Jedes 4. Kind spürt in der Familie die Wirtschaftskrise

showbin München (ots) – 8. Dezember 2009 – Seit über einem Jahr beherrscht die Wirtschaftskrise die Politik. Beherrscht die Krise aber auch die Familien in Deutschland? Um dies herauszufinden, befragte die Zeitschrift ELTERN FAMILY für ihre aktuelle Ausgabe (1/2010 ab morgen im Handel) 1665 Schülerinnen und Schüler zwischen neun und 19 Jahren.

Auf die Frage "Spürt ihr in eurer Familie die momentane Wirtschaftskrise?" antwortete fast jedes vierte Kind (23 %) mit Ja, 70 Prozent antworteten mit Nein, 7 Prozent konnten es nicht einschätzen.

Von den 23 Prozent, die mit Ja antworteten, lauten die Begründungen im Detail: 11 Prozent sagen, dass in der Familie weniger eingekauft wird als vorher bzw. dass die Familie bei Ausgaben insgesamt vorsichtiger ist. 6 Prozent geben an, dass die Eltern angespannt sind. Bei 4 Prozent sind die Eltern in Kurzarbeit, bei 3 Prozent ist ein Elternteil arbeitslos.

Die Begründungen der 70 Prozent, die mit Nein antworteten: In unserer Familie spüren wir keine Einschränkungen, alles ist wie immer, sagen 37 Prozent. 12 Prozent geben an, dass beide Eltern einen sicheren Job haben. 7 Prozent reden innerhalb der Familie über die Krise, 5 Prozent sagen, in der Familie gebe es immer zu wenig Geld.

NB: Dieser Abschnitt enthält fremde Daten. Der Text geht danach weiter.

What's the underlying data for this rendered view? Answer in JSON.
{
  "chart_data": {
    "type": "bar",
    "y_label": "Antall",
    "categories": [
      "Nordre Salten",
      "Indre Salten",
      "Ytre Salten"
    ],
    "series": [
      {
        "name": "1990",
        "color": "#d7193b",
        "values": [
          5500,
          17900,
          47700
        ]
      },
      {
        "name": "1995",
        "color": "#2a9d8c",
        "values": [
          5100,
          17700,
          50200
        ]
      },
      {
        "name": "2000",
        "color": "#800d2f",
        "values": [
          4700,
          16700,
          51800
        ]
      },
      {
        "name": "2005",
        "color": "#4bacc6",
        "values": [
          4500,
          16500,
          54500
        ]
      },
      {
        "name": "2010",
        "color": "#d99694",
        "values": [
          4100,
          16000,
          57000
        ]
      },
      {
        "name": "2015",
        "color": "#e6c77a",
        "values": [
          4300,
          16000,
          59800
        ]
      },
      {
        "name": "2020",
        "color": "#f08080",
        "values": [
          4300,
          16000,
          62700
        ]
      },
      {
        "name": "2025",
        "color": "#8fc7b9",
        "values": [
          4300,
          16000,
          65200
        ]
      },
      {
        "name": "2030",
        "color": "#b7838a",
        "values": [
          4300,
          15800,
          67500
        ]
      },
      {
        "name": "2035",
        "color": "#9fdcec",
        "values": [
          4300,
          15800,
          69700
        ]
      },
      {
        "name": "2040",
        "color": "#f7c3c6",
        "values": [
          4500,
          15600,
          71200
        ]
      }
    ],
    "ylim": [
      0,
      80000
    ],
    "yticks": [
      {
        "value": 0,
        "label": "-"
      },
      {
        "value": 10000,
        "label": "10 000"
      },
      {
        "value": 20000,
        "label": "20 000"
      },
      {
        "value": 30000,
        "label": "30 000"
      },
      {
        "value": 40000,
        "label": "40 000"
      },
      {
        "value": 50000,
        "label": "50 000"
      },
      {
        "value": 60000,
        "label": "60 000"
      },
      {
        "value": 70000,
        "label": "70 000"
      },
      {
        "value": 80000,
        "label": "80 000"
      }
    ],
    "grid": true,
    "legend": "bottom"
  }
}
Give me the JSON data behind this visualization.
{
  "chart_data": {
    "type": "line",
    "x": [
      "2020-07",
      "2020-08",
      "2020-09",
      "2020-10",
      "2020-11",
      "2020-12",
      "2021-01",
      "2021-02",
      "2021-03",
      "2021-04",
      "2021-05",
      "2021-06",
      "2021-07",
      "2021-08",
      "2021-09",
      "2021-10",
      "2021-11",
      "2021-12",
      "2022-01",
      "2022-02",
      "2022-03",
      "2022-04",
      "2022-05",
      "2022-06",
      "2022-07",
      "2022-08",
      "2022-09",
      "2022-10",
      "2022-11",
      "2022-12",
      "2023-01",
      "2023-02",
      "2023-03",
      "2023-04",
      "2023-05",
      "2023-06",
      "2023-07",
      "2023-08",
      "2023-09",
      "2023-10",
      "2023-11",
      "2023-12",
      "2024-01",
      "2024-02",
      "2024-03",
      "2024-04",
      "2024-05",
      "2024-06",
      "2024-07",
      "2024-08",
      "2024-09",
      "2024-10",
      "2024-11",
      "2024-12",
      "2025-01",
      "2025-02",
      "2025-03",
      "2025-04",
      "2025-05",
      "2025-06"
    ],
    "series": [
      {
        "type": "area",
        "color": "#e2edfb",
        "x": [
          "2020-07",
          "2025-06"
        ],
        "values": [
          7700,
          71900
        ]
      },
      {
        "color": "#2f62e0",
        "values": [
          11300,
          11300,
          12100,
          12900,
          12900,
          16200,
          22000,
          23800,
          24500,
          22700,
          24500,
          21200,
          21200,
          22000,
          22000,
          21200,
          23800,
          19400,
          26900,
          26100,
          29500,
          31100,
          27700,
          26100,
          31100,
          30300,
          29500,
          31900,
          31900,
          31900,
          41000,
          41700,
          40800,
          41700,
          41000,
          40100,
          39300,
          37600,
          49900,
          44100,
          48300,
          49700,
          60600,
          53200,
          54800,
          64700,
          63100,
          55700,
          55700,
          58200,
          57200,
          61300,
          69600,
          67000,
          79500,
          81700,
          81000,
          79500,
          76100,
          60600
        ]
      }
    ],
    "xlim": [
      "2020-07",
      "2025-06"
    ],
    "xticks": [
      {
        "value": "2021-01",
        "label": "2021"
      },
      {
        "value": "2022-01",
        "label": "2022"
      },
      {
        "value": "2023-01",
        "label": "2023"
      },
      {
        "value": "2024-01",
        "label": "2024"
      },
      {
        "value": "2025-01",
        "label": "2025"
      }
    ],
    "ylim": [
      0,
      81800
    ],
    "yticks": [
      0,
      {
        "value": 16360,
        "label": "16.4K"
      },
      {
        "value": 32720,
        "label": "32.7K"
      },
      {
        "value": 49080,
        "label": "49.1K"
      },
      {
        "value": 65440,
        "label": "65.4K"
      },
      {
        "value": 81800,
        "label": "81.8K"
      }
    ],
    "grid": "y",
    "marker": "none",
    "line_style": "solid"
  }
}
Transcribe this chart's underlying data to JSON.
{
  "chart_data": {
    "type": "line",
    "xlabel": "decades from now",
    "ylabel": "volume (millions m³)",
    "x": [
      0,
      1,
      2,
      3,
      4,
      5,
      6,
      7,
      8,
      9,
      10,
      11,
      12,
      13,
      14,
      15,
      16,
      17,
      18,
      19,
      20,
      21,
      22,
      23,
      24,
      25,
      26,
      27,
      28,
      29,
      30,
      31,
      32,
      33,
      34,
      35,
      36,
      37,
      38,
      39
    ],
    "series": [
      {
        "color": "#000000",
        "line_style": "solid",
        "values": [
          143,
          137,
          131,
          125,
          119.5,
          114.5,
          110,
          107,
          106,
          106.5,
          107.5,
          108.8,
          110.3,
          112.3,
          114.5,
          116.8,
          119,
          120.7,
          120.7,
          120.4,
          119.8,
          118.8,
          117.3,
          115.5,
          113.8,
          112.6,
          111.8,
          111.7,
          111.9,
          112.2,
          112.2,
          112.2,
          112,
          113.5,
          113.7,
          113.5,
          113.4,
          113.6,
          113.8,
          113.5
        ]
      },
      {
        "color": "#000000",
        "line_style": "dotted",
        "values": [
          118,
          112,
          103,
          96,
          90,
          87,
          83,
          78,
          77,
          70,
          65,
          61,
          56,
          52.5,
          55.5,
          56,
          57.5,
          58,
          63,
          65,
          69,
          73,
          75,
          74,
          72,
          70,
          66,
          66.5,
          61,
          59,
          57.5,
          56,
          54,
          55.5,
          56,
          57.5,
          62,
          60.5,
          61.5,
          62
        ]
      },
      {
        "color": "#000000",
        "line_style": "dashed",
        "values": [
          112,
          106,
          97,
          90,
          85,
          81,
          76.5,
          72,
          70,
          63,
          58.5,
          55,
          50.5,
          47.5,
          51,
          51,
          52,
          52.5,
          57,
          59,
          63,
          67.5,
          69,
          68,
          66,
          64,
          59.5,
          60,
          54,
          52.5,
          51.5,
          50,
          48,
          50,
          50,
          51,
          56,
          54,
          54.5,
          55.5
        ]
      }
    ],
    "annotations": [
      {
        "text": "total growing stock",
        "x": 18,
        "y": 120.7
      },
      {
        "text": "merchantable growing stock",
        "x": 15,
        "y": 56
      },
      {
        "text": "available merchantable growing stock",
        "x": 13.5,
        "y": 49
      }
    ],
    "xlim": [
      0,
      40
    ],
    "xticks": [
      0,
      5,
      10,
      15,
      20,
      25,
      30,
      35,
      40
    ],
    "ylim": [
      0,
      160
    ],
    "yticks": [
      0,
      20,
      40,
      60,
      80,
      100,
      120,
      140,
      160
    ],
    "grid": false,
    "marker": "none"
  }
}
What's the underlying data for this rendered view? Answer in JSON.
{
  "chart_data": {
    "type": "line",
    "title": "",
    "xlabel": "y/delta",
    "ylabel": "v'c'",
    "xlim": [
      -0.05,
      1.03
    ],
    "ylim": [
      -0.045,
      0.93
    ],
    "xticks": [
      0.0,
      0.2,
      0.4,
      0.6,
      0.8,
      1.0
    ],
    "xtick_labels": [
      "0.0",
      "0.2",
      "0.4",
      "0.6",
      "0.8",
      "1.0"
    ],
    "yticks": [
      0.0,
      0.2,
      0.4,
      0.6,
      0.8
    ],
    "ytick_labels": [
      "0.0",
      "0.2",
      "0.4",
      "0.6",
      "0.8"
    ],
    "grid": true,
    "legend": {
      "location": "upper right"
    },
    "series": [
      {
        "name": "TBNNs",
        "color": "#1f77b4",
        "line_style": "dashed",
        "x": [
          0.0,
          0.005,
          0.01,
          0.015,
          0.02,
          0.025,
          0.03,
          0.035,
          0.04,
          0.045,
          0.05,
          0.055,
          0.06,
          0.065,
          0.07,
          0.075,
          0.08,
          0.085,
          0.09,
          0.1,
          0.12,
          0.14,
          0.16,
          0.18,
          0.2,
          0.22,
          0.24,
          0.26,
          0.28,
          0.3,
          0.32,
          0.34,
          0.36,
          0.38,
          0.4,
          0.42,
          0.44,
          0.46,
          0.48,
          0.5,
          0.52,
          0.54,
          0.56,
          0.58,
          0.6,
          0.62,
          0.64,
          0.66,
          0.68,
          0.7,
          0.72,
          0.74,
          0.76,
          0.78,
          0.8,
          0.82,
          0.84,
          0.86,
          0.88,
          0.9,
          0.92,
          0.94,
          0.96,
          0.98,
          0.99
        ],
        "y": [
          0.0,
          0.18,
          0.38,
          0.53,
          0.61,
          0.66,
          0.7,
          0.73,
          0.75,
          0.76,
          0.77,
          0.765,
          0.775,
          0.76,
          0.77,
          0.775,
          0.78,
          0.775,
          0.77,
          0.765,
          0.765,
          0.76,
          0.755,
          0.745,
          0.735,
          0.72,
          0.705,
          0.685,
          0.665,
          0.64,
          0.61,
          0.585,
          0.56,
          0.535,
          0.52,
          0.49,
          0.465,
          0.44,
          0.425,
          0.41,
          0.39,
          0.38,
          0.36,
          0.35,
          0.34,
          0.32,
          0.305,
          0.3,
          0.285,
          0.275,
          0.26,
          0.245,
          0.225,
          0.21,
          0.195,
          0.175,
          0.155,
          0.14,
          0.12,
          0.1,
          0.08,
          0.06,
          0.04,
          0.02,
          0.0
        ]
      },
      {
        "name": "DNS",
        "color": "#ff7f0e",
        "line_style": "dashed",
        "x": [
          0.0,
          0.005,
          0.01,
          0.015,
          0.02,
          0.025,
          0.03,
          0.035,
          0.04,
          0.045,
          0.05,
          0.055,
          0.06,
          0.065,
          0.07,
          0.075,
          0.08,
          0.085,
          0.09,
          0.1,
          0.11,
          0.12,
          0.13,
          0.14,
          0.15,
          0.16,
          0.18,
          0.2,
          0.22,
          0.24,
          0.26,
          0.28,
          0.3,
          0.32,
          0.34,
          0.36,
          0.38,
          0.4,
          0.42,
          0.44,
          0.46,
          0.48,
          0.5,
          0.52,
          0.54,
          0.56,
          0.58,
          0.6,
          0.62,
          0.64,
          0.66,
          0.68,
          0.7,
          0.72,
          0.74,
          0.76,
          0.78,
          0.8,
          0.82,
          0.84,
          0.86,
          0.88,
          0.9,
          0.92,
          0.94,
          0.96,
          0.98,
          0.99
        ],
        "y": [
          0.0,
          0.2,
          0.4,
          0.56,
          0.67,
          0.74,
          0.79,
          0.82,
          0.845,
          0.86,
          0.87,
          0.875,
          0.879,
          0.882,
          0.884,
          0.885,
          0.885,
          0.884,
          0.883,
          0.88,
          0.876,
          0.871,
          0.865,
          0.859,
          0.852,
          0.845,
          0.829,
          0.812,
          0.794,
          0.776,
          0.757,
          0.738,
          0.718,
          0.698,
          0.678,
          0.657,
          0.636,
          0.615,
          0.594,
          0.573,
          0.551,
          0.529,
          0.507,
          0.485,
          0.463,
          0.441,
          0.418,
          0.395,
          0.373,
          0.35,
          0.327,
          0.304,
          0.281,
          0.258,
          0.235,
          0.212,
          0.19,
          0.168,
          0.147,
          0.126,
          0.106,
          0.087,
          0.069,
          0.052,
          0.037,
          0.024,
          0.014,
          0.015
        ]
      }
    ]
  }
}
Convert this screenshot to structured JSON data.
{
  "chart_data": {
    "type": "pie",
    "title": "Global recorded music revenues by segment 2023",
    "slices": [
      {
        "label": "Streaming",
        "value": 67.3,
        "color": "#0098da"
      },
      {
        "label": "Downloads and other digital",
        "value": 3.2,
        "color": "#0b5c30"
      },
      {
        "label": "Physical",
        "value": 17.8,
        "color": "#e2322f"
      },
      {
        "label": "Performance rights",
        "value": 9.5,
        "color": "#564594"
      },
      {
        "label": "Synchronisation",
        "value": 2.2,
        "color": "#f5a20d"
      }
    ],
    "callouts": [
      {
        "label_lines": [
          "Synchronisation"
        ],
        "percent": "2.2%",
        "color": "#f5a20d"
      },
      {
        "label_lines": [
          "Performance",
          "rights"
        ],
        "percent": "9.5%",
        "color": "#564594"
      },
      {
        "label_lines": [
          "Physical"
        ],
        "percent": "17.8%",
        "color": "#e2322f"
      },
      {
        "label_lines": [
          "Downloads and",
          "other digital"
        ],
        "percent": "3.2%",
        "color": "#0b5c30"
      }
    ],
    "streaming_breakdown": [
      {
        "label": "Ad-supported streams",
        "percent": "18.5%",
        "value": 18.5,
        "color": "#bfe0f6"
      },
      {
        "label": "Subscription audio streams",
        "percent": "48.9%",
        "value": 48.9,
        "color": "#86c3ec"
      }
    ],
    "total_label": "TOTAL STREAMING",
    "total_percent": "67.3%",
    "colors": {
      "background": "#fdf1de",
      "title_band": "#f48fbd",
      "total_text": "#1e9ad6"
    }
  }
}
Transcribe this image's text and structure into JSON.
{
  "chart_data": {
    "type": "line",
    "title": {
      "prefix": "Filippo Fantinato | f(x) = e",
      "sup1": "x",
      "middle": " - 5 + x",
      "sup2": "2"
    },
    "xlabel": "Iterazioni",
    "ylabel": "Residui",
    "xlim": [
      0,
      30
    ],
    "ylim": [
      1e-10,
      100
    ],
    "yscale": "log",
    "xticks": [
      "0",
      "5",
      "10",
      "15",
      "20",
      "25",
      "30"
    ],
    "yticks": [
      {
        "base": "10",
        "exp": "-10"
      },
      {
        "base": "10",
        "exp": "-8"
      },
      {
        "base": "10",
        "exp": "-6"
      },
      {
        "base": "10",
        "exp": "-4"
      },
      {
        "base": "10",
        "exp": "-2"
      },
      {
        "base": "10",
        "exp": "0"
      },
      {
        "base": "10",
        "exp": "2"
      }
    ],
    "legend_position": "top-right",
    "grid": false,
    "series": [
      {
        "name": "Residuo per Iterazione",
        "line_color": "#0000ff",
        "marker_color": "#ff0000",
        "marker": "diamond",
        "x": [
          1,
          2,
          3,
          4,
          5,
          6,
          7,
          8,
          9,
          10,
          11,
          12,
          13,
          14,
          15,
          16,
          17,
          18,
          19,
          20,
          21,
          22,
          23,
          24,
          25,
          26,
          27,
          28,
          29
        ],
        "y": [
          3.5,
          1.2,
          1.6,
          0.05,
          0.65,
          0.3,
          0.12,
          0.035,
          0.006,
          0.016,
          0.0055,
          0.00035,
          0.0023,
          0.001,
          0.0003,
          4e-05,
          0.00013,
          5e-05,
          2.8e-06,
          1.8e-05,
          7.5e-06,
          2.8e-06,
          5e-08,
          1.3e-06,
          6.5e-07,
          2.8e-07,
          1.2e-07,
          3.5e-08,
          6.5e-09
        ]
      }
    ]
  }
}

Nur 2 Prozent erklären, dass zu Hause nicht über die Krise gesprochen wird.

Drei konkrete Stimmen aus der Umfrage, die zeigen, wie unterschiedlich Familien in Deutschland die Krise spüren: "Ich finde es doof, dass ‚Hertie‘ zugemacht hat, denn das ist schlimm für ein paar Kinder aus unserer Klasse", sagt eine 9-jährige Grundschülerin. Eine 12-jährige Realschülerin: "Ohne die Zeitung wüsste ich gar nicht, dass eine Wirtschaftskrise herrscht". Eine 15-jährige Realschülerin: "Mein Papa hat Kurzarbeit, und das hat auch etwas Gutes: Wir können mehr zusammen unternehmen."